Anlamak ve anlaşılmak üzerine çokça kafa yoran duyarlı insanlar, mevcut koşulları ve çevrelerindeki insanları da değiştiremediklerinden kaygı seviyeleri yüksektir. Yaşamdaki olumsuz değişikliklerde depresyon ve intihara daha meyilli olabilirler. Çok fazla uyarılma katlanılmaz olabilir.
Duyarlı insanlar hava durumu değişikliğine, şarkı, türkü gibi uyarıcılara, gibi aşırı anlam yüklerler. Olayların olumuz taraflarını çok fazla düşünürler, platonik aşık olmaya elverişlidirler, diğer insanları memnun etmeye önem verirler.
Bu duyarlılığın yorucu halinin önüne geçmek için olaylara ve insanlara dair yeni bakış açıları geliştirmek duyarlı insanlar için kolaylaştırıcı olabilir. Kendimizi anladığımızda bile duyarlı olmanın daha kolay yolunu buluyor olabiliriz. Hadi anlamaya çalışalım.
Duyarlı insanlar çokça düşünürler çünkü problem çözmenin yolunun düşünmeden geçtiğini hepimiz biliriz. Bilmeleri gereken şudur ki bazı problemler o problemle ilgili düşünmeyibıraktığımızda da çözümlenebilir. Çünkü problemin içinde hapsolmamışızdır.
Duyarlı insanlar daha çok platonik aşık olurlar çünkü duygu yoğunluğunun aktarıldığı dışdünyaya ihtiyaç duyarlar. Böylece zaten yoğun karmaşık duygular tek bir insanda toplanarak daha kontrol edilebilir haline gelir. Bu durum tabiî ki kolay bir şey değildir.

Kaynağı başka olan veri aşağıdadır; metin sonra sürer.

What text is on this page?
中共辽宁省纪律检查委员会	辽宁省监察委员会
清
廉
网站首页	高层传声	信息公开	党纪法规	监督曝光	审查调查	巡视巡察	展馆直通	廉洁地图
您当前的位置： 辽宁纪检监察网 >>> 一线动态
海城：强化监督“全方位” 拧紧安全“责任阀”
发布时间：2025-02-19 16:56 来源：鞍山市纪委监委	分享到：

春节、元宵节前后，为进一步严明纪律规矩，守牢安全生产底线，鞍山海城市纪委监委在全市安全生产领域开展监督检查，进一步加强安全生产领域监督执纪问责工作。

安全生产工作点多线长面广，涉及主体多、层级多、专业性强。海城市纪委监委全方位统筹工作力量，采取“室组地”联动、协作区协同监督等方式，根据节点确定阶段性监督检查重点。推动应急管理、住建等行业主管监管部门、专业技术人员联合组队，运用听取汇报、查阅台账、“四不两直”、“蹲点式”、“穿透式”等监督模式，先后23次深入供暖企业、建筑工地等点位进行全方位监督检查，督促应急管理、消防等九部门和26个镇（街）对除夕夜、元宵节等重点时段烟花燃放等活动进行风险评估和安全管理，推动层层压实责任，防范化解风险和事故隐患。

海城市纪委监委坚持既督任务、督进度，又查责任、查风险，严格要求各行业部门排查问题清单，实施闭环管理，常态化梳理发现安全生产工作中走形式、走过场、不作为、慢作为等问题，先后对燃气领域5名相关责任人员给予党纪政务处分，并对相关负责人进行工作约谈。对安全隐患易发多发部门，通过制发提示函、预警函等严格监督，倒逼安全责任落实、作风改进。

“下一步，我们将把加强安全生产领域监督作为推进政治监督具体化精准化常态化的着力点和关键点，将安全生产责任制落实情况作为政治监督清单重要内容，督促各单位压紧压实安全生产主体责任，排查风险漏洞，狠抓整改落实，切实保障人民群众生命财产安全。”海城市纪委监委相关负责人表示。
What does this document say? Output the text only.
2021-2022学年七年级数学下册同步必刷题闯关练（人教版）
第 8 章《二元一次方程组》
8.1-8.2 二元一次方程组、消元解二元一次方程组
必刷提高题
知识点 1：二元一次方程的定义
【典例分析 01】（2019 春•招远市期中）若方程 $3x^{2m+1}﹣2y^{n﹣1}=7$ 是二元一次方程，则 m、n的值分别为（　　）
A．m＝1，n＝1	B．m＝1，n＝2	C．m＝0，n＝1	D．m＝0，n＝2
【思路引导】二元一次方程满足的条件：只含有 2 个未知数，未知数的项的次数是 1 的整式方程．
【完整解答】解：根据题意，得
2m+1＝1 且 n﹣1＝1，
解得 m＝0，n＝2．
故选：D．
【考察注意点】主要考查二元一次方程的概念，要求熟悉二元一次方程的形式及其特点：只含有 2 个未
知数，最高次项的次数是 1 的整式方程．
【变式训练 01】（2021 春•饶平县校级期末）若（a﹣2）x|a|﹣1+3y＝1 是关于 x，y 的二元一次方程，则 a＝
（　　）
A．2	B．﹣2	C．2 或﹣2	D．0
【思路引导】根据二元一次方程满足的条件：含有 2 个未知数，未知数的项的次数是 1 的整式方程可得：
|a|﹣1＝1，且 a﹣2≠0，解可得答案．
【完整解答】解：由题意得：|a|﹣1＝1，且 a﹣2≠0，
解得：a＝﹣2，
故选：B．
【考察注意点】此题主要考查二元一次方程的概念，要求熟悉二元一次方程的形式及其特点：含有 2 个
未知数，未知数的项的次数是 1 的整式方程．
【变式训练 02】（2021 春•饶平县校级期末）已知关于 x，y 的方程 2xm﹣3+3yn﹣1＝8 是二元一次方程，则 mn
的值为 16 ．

Duyarlı insanlar diğerlerini memnun etmeye çalışır çünkü diğerlerinin iyilik hali duyarlı birisi için önemlidir. Karşı tarafın da kendisine aynı şekilde davranmasını ister. Bu istek her zaman geçerli olmayabilir. Ayrıca duyarlı kişi diğerlerinin iyilik halinden her zaman kendisinin sorumlu olmadığını da kendisine hatırlatmalıdır.
Duyarlı insanların yaşamları zordur ama bir insana duyarlı olmak izni verildiğinde diğerlerinin yaşantılarını da oldukça kolaylaştıracaktır. Yani duyarlı olmanın altında ezilmeyen kişiler kendileri ve diğerleriyle ilgili detaylı düşünüp çözüm bulabilecek, toplum için iyiyi hedefleyecek, gelişime katkı sunacaktır. Ailede duyarlı,dinleyici,kabullenici birileri olduğunda kendimizi daha güvene hissederiz.
Duyarlı kişilere yardımcı olabilecek en yetkili kurum her zamanki gibi yine aile olacaktır. Çocuğun var olan özelliklerini kendilerince daha iyi olan özelliklerle değiştirmek yerine bu özelliklerle toplumda yer edinmesini, kendini olumlu değerlendirmesine katkı sunabileceklerdir.
Eğer duyarlı biriyseniz ve duyarlılığınızı kabul eden bir ailede yetişmediyseniz, yetişkin olarak kendi sorumluluğunuzu almanız ve kendinizi değersizleştirmek yerine sizin için en iyi olan versiyona doğru kendinizi engellemeden ilerlemeniz gerekebilir. Kısaca kendimizin ebeveyni olabiliriz.